The rest will be occupied soon as tenants complete the application process, said Lewis, owner of Steven Lewis Inc. of Atkinson.
“There is such a need for this type of housing,” Lewis said. “We have more applications than we have space.”
Lewis, his partner Gino Baroni and Trident Building Group of Salem broke ground in June 2012.
The complex was built with the help of tax credits and financing through the New Hampshire Financing Authority. Rents are capped at below-market levels, which is beneficial to local residents struggling to make ends meet, Moldoff said.
“The economics are very difficult to bring prices down below market levels, especially in Salem where the land prices are very high,” he said.
The complex was built at the 140-acre Braemoor Woods site off Veterans Memorial Parkway. It’s next to Glenridge Apartments, an affordable housing complex for senior citizens also constructed by Lewis and Baroni.
Lewis, a builder for 44 years, said his family didn’t have a lot of money when he was a child growing up in Atkinson so he wanted to give back to the community by providing more affordable housing.
The project also allowed him to use innovative construction techniques, including “green technology” and low-impact development methods, to minimize its effect on the environment, he said.
“Things I’ve always wanted to do, I was able to do here,” he said. “I’m very, very proud of it.”
The complex features rain gardens and bio-retention basins to save and replenish groundwater.

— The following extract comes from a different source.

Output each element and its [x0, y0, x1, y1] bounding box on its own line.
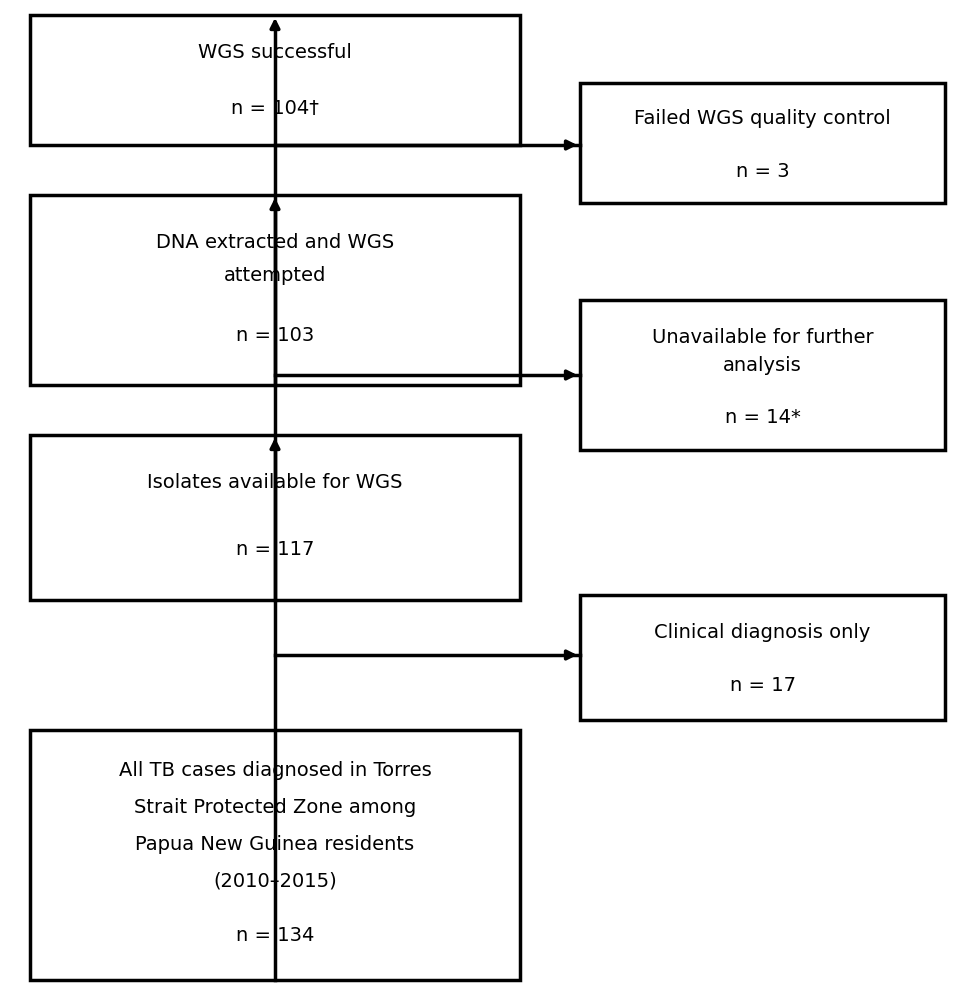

There are also walking trails and a community garden, he said.
The town worked with Lewis over the last few years to ensure it would be the type of project that best served the community’s needs, Moldoff said. It was approved by the Planning Board in fall 2011.
“The developer did a lot of things with the project that went above and beyond what is absolutely necessary,” Moldoff said.
He said some residents were concerned about allowing an affordable housing project in town.
“I think the impression in the community was that it was going to be a low-quality project,” Moldoff said. “I think the exact opposite is true — this is something the community can be proud of.”
Moldoff will speak at today’s ceremony along with state Sen. Chuck Morse, R-Salem, resident Jane Lang, New Hampshire Housing Finance Authority Executive Director Dean Christon and Home Builders and Remodelers Association of New Hampshire head Kendall Buck.
U.S. Sen. Kelly Ayotte, R-N.H., has been invited to attend as well.